(NEW YORK) -- New Yorkers may start seeing ads at bus shelters and in newspapers warning that they could be living next door to a Nazi war criminal.
The advertising campaign is being spearheaded by state Assemblyman Dov Hikind, the son of Holocaust survivors who also represents a Brooklyn district with a large Jewish population.
"Would you be a Nazi's neighbor?" the advertisements ask.
The campaign, which comes almost 69 years after German forces surrendered, was inspired by the case of a man alleged to be a former Nazi camp guard who still lives in Queens, Hikind said.
"Jakiw Palij, an ex-Nazi slave-labor camp guard, continues to live comfortably in Jackson Heights, N.Y., because the United States has, thus far, found it difficult to get rid of him," Hikind said in a statement.
Hikind said he is in contact with the federal authorities, who he says continue to pursue the deportation of Nazi war criminals. He has also started a petition to remove all alleged Nazi war criminals from the country.
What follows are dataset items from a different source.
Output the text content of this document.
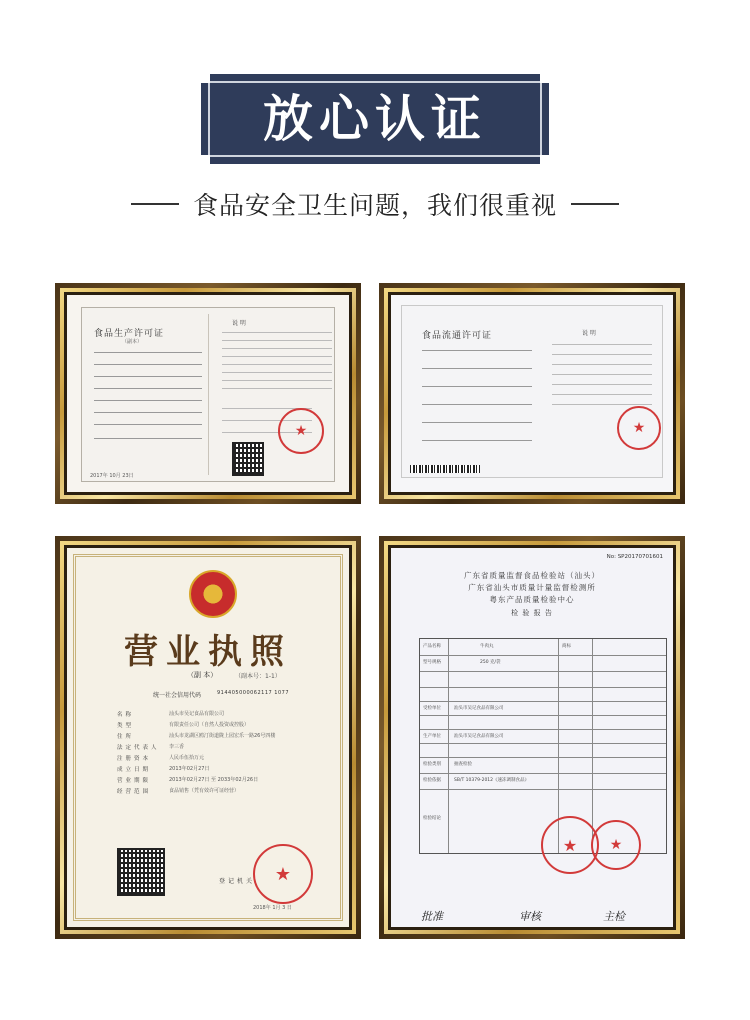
放心认证
食品安全卫生问题，我们很重视
食品生产许可证
（副本）
说 明
★
2017年 10月 23日
食品流通许可证	说 明
★
营业执照
（副 本）	（副本号：1-1）
统一社会信用代码	914405000062117 1077
名称	汕头市吴记食品有限公司
类型	有限责任公司（自然人投资或控股）
住所	汕头市龙湖区鸥汀街道陇上园宏乐一路26号四楼
法定代表人	李三香
注册资本	人民币伍拾万元
成立日期	2013年02月27日
营业期限	2013年02月27日 至 2033年02月26日
经营范围	食品销售（凭有效许可证经营）
登记机关	★
2018年 1月 3 日
No: SP20170701601
广东省质量监督食品检验站（汕头）
广东省汕头市质量计量监督检测所
粤东产品质量检验中心
检 验 报 告
产品名称	牛肉丸	商标
型号规格	250 克/袋
受检单位	汕头市吴记食品有限公司
生产单位	汕头市吴记食品有限公司
检验类别	抽查检验
检验依据	SB/T 10379-2012《速冻调制食品》
检验结论
★	★
批准	审核	主检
The Polish-born Palij has repeatedly denied the allegations, despite the U.S. Justice Department's 10-year effort to deport him. He has been stripped of his U.S. citizenship, but has remained here because U.S. authorities say they have been unable to find a country willing to accept him.
The Simon Weisenthal Center estimates that of the 3,000 to 5,000 Nazi war criminals who came to the United States, about 10% are still alive.
Many war criminals would be at least in their 90's now, but Hikind said using a Nazi war criminal's age as an excuse to avoid prosecution is "ridiculous."
"It's never too late for justice," he said.